Likewise, Adam Fishbein, doctoral candidate in UMD’s Program in Neuroscience and Cognitive Science, and co-authors Idsardi, Gregory Ball, professor in the Department of Psychology and dean of BSOS, and Robert Dooling, professor emeritus in psychology, challenge the boundaries of existing animal models. Birdsong has long been a popular means for studying human speech production, since birds produce songs according to sequential rules like humans do in speech. Many experiments with birdsong involve testing these sequential rules, with experiments that involve, for example, switching the order of sounds in a sequence. However, the researchers found that zebra finches, and perhaps most birds, are more sensitive to the acoustic properties of individual song elements than to the sequential properties among these elements. Fishbein and his colleagues argue that birdsong might be an altogether different form of communication than human language. The implications of this work could disrupt many studies that use bird models.
Ball said that, much like this UMD team, scholars from biology, psychology, linguistics and neuroscience have been laying a foundation for new thinking and research on the topic both in the U.S. and globally, after a global surge of interest in the 1970s had abated. “The campus combines people with expertise in both the production of signals in animal communication and the complex processes that underlying this, with people who have expertise in the processes governing how those signals are received,” he said. In all, UMD is contributing “ideas and raw materials to lead to an understanding of how human language evolved.”

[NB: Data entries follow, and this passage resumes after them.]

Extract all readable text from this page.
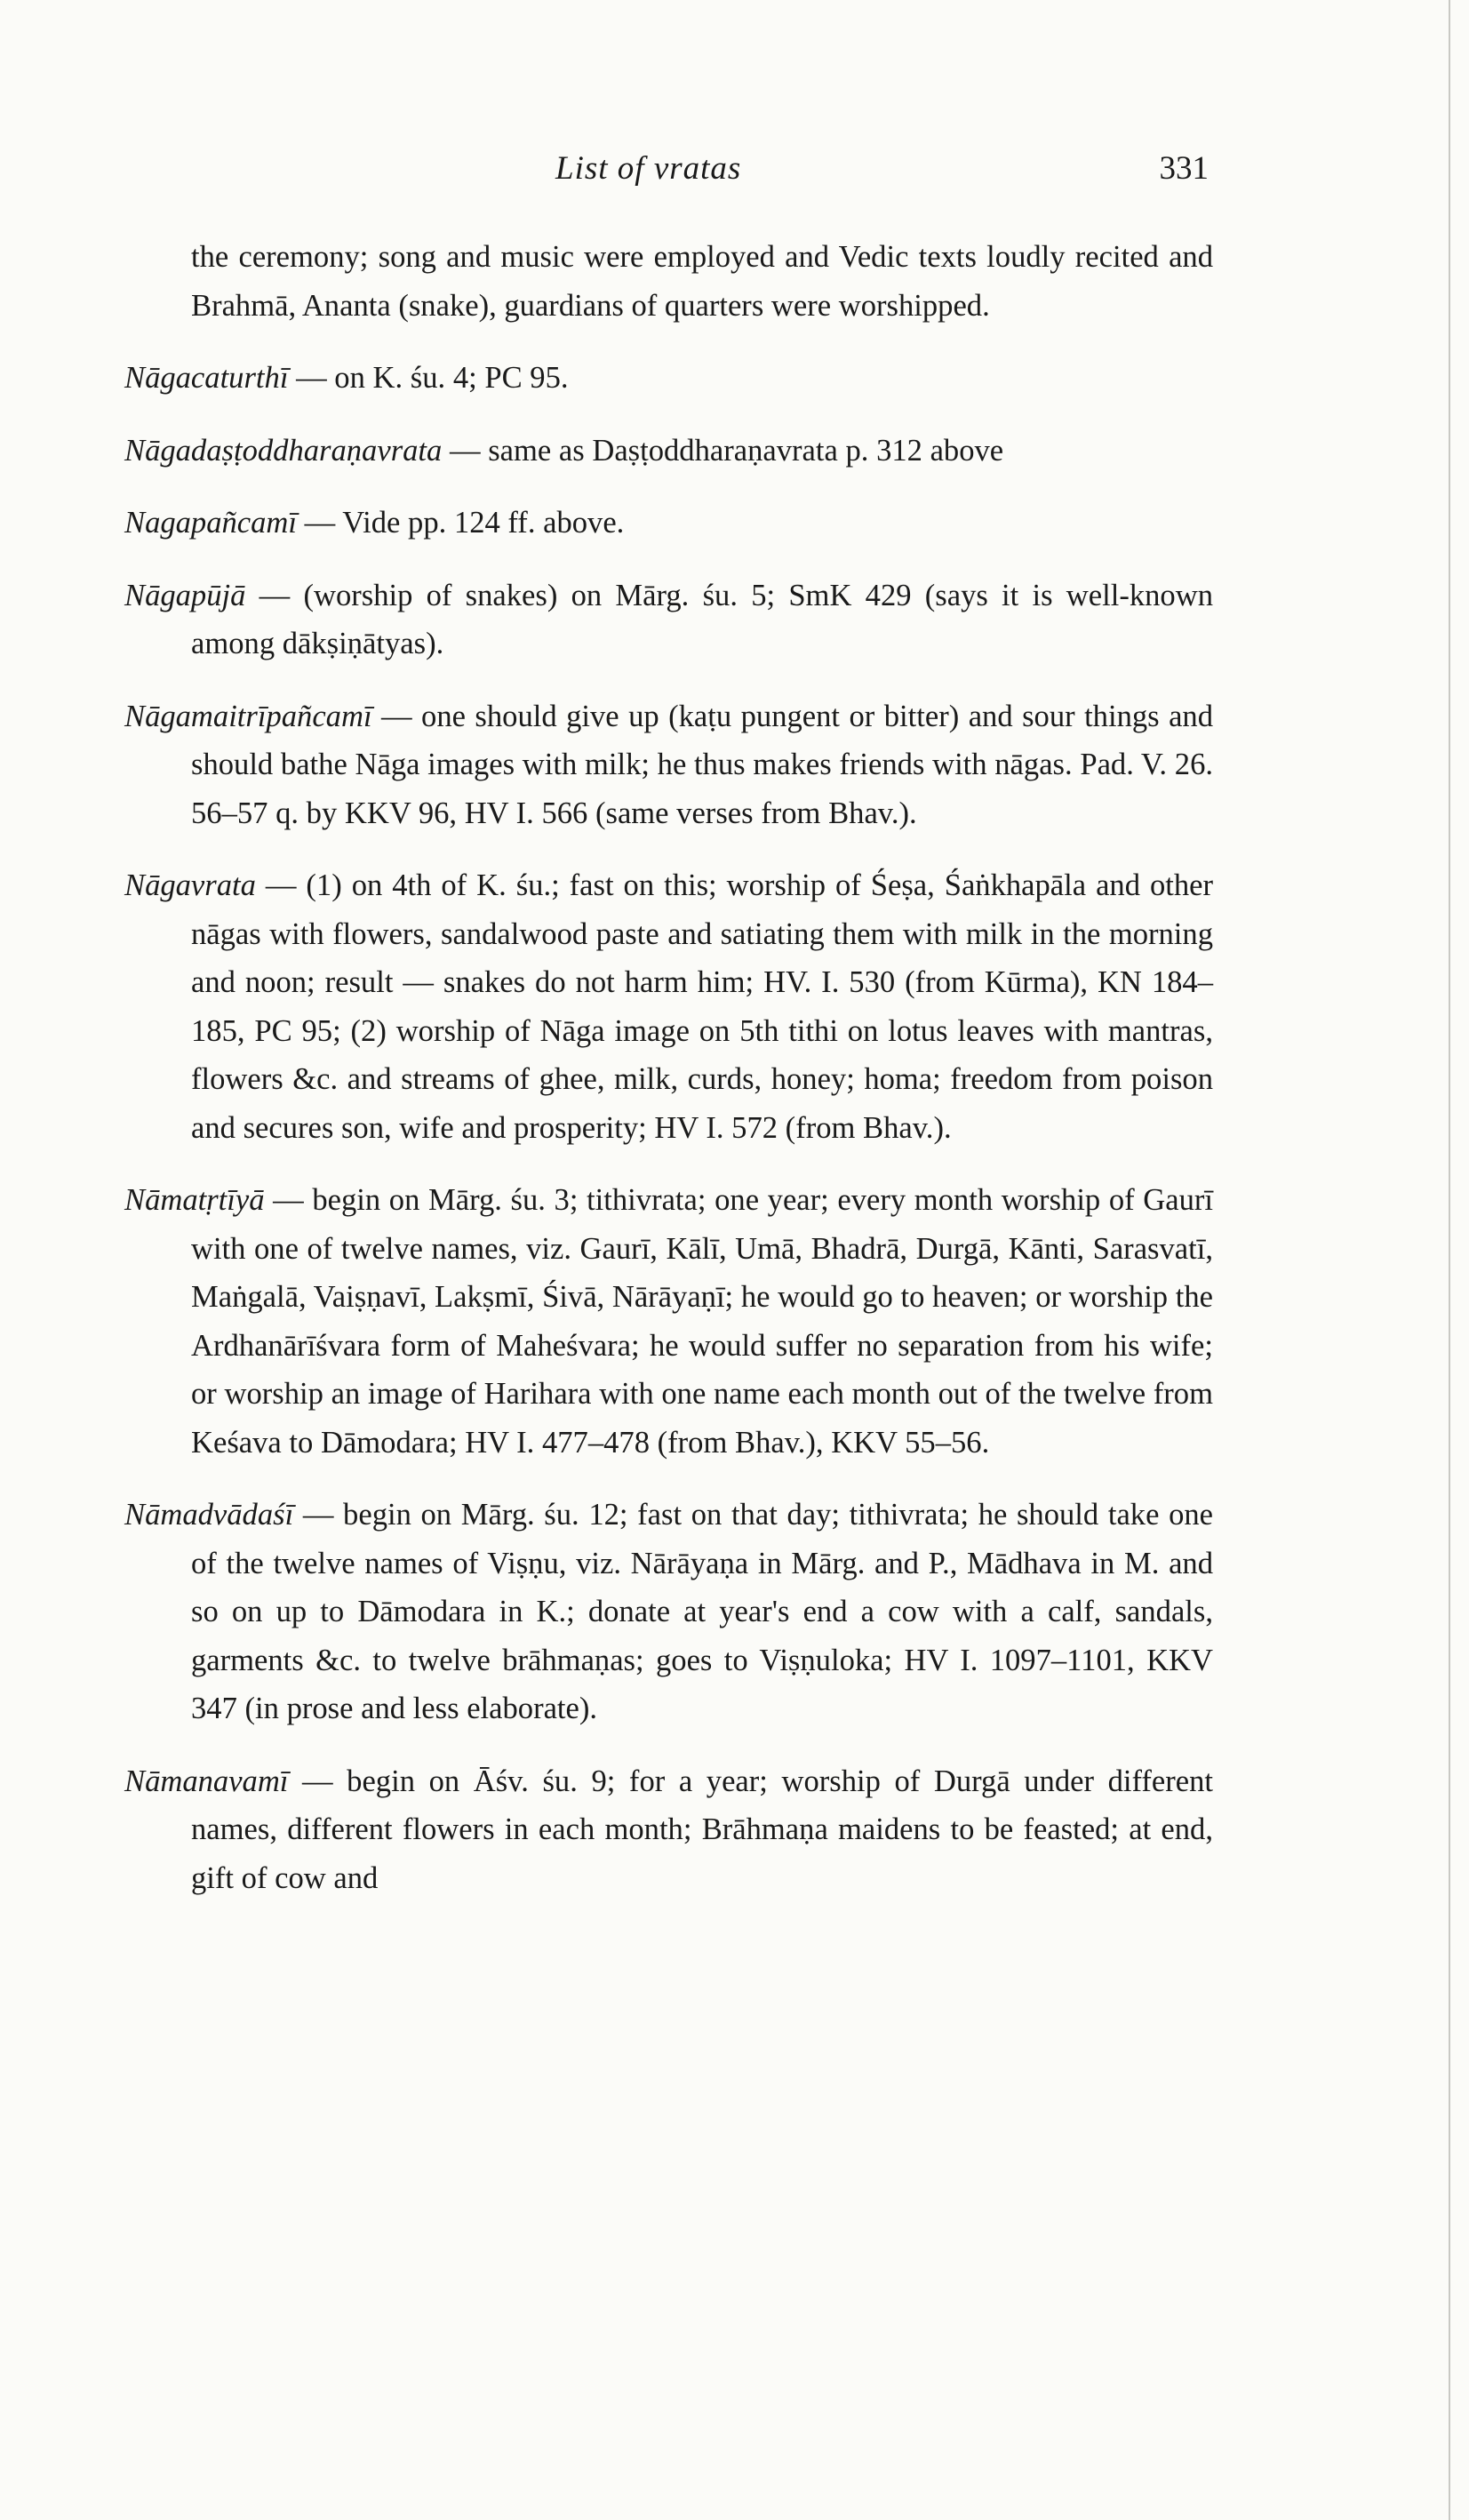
List of vratas	331

the ceremony; song and music were employed and Vedic texts loudly recited and Brahmā, Ananta (snake), guardians of quarters were worshipped.

Nāgacaturthī — on K. śu. 4; PC 95.

Nāgadaṣṭoddharaṇavrata — same as Daṣṭoddharaṇavrata p. 312 above

Nagapañcamī — Vide pp. 124 ff. above.

Nāgapūjā — (worship of snakes) on Mārg. śu. 5; SmK 429 (says it is well-known among dākṣiṇātyas).

Nāgamaitrīpañcamī — one should give up (kaṭu pungent or bitter) and sour things and should bathe Nāga images with milk; he thus makes friends with nāgas. Pad. V. 26. 56–57 q. by KKV 96, HV I. 566 (same verses from Bhav.).

Nāgavrata — (1) on 4th of K. śu.; fast on this; worship of Śeṣa, Śaṅkhapāla and other nāgas with flowers, sandalwood paste and satiating them with milk in the morning and noon; result — snakes do not harm him; HV. I. 530 (from Kūrma), KN 184–185, PC 95; (2) worship of Nāga image on 5th tithi on lotus leaves with mantras, flowers &c. and streams of ghee, milk, curds, honey; homa; freedom from poison and secures son, wife and prosperity; HV I. 572 (from Bhav.).

Nāmatṛtīyā — begin on Mārg. śu. 3; tithivrata; one year; every month worship of Gaurī with one of twelve names, viz. Gaurī, Kālī, Umā, Bhadrā, Durgā, Kānti, Sarasvatī, Maṅgalā, Vaiṣṇavī, Lakṣmī, Śivā, Nārāyaṇī; he would go to heaven; or worship the Ardhanārīśvara form of Maheśvara; he would suffer no separation from his wife; or worship an image of Harihara with one name each month out of the twelve from Keśava to Dāmodara; HV I. 477–478 (from Bhav.), KKV 55–56.

Nāmadvādaśī — begin on Mārg. śu. 12; fast on that day; tithivrata; he should take one of the twelve names of Viṣṇu, viz. Nārāyaṇa in Mārg. and P., Mādhava in M. and so on up to Dāmodara in K.; donate at year's end a cow with a calf, sandals, garments &c. to twelve brāhmaṇas; goes to Viṣṇuloka; HV I. 1097–1101, KKV 347 (in prose and less elaborate).

Nāmanavamī — begin on Āśv. śu. 9; for a year; worship of Durgā under different names, different flowers in each month; Brāhmaṇa maidens to be feasted; at end, gift of cow and
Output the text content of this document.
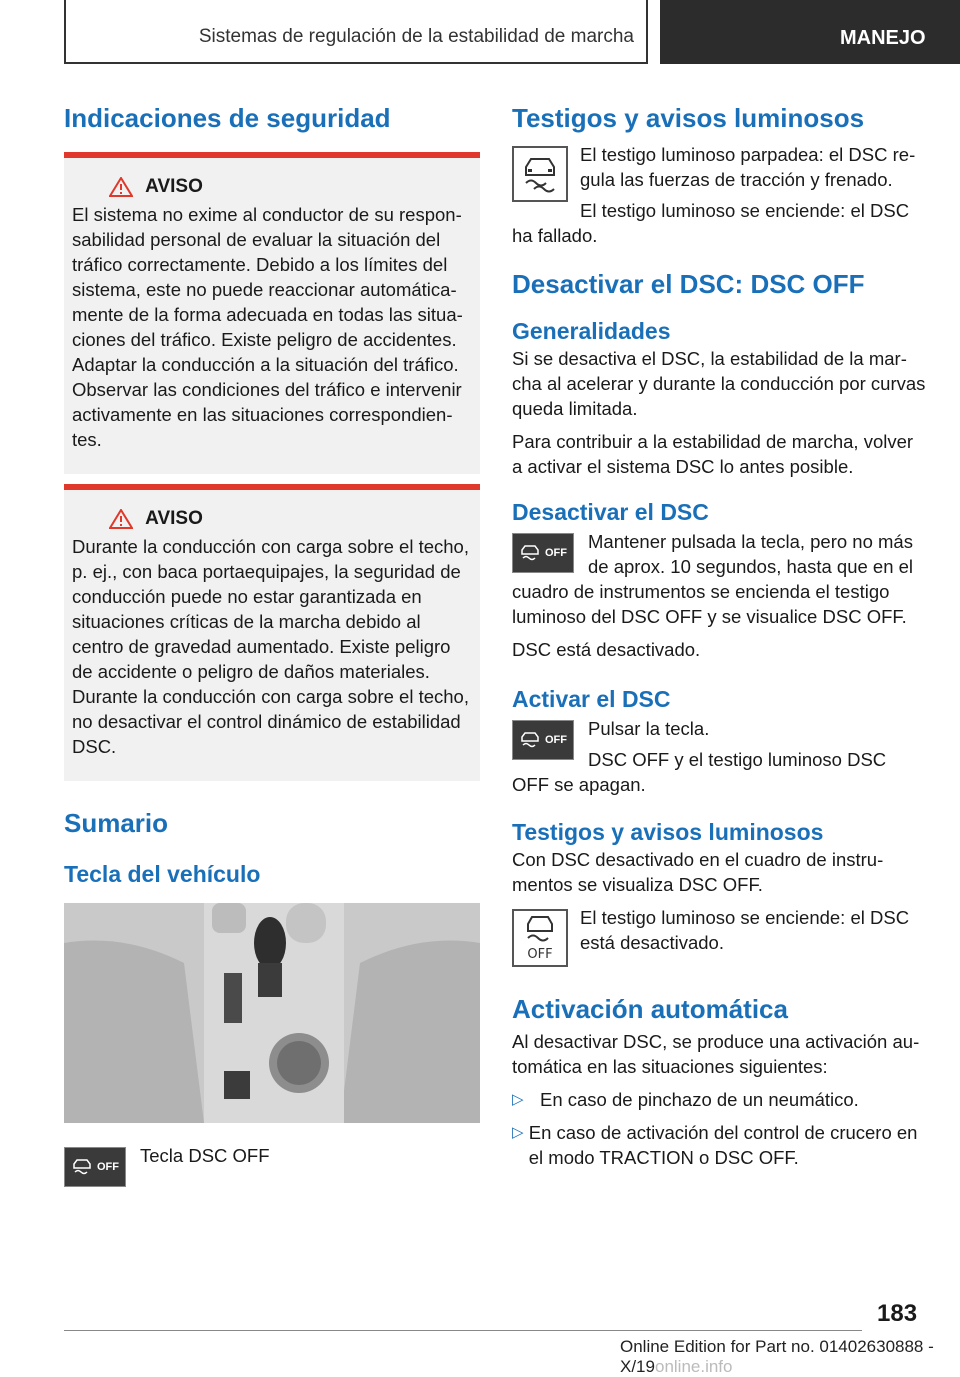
Sistemas de regulación de la estabilidad de marcha	MANEJO
Indicaciones de seguridad
AVISO

El sistema no exime al conductor de su responsabilidad personal de evaluar la situación del tráfico correctamente. Debido a los límites del sistema, este no puede reaccionar automáticamente de la forma adecuada en todas las situaciones del tráfico. Existe peligro de accidentes. Adaptar la conducción a la situación del tráfico. Observar las condiciones del tráfico e intervenir activamente en las situaciones correspondientes.

AVISO

Durante la conducción con carga sobre el techo, p. ej., con baca portaequipajes, la seguridad de conducción puede no estar garantizada en situaciones críticas de la marcha debido al centro de gravedad aumentado. Existe peligro de accidente o peligro de daños materiales. Durante la conducción con carga sobre el techo, no desactivar el control dinámico de estabilidad DSC.

Sumario
Tecla del vehículo
OFF

Tecla DSC OFF

Testigos y avisos luminosos

El testigo luminoso parpadea: el DSC regula las fuerzas de tracción y frenado.

El testigo luminoso se enciende: el DSC ha fallado.

Desactivar el DSC: DSC OFF
Generalidades

Si se desactiva el DSC, la estabilidad de la marcha al acelerar y durante la conducción por curvas queda limitada.

Para contribuir a la estabilidad de marcha, volver a activar el sistema DSC lo antes posible.

Desactivar el DSC
OFF

Mantener pulsada la tecla, pero no más de aprox. 10 segundos, hasta que en el cuadro de instrumentos se encienda el testigo luminoso del DSC OFF y se visualice DSC OFF.

DSC está desactivado.

Activar el DSC
OFF

Pulsar la tecla.

DSC OFF y el testigo luminoso DSC OFF se apagan.

Testigos y avisos luminosos

Con DSC desactivado en el cuadro de instrumentos se visualiza DSC OFF.

OFF

El testigo luminoso se enciende: el DSC está desactivado.

Activación automática

Al desactivar DSC, se produce una activación automática en las situaciones siguientes:

▷ En caso de pinchazo de un neumático.

▷ En caso de activación del control de crucero en el modo TRACTION o DSC OFF.

183
Online Edition for Part no. 01402630888 - X/19online.info
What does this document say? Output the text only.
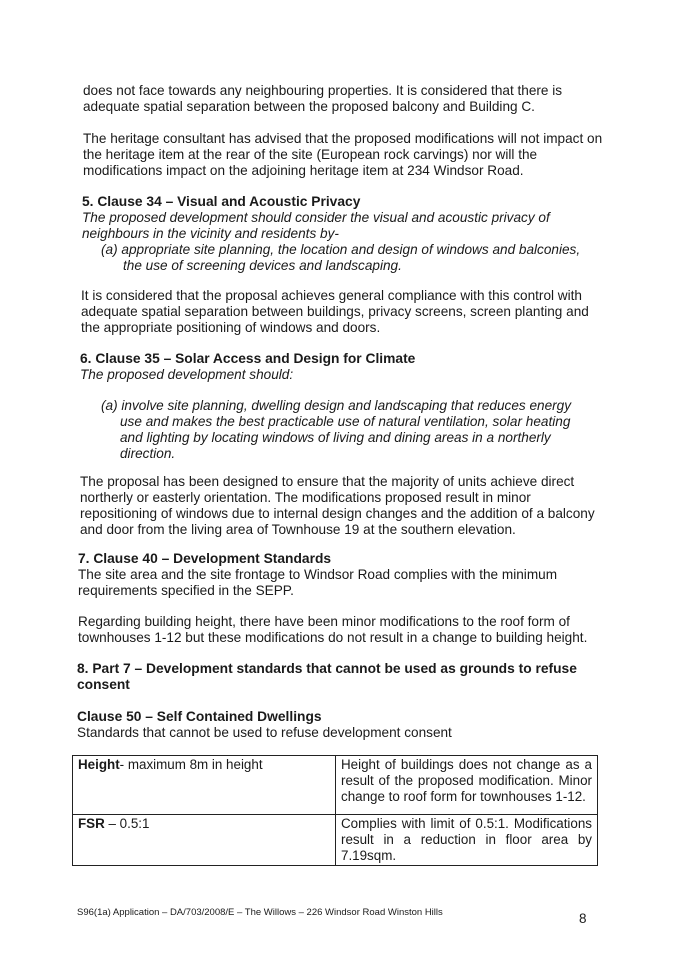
does not face towards any neighbouring properties. It is considered that there is adequate spatial separation between the proposed balcony and Building C.

The heritage consultant has advised that the proposed modifications will not impact on the heritage item at the rear of the site (European rock carvings) nor will the modifications impact on the adjoining heritage item at 234 Windsor Road.

5. Clause 34 – Visual and Acoustic Privacy
The proposed development should consider the visual and acoustic privacy of neighbours in the vicinity and residents by-
(a) appropriate site planning, the location and design of windows and balconies, the use of screening devices and landscaping.

It is considered that the proposal achieves general compliance with this control with adequate spatial separation between buildings, privacy screens, screen planting and the appropriate positioning of windows and doors.

6. Clause 35 – Solar Access and Design for Climate
The proposed development should:
(a) involve site planning, dwelling design and landscaping that reduces energy use and makes the best practicable use of natural ventilation, solar heating and lighting by locating windows of living and dining areas in a northerly direction.

The proposal has been designed to ensure that the majority of units achieve direct northerly or easterly orientation. The modifications proposed result in minor repositioning of windows due to internal design changes and the addition of a balcony and door from the living area of Townhouse 19 at the southern elevation.

7. Clause 40 – Development Standards

The site area and the site frontage to Windsor Road complies with the minimum requirements specified in the SEPP.

Regarding building height, there have been minor modifications to the roof form of townhouses 1-12 but these modifications do not result in a change to building height.

8. Part 7 – Development standards that cannot be used as grounds to refuse consent
Clause 50 – Self Contained Dwellings
Standards that cannot be used to refuse development consent
Height- maximum 8m in height	Height of buildings does not change as a result of the proposed modification. Minor change to roof form for townhouses 1-12.
FSR – 0.5:1	Complies with limit of 0.5:1. Modifications result in a reduction in floor area by 7.19sqm.
S96(1a) Application – DA/703/2008/E – The Willows – 226 Windsor Road Winston Hills	8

Other articles in the special issue suggest fundamental similarities between animal communication and human language. One provides evidence that human and animal brains share an ancient, conserved brainstem circuitry that provides a general platform for vocal production. Another examines the shared genetic underpinnings of humans and songbirds—not only with regard to genes related to vocal communication but also those that influence social cognition and intelligence. Still others ponder difficult issues related to intentionality and cognition—for example, the problem of assessing whether non-human primates who exhibit nominally-similar communication behaviors as humans actually intend to communicate the same thing.
"You can identify common features, from syntax to various ways in which the brain is configured to combine elements ... and there are undoubtedly shared features that go back in time to our common ancestors,” Wilkinson said. “That's sort of what the issue's all about."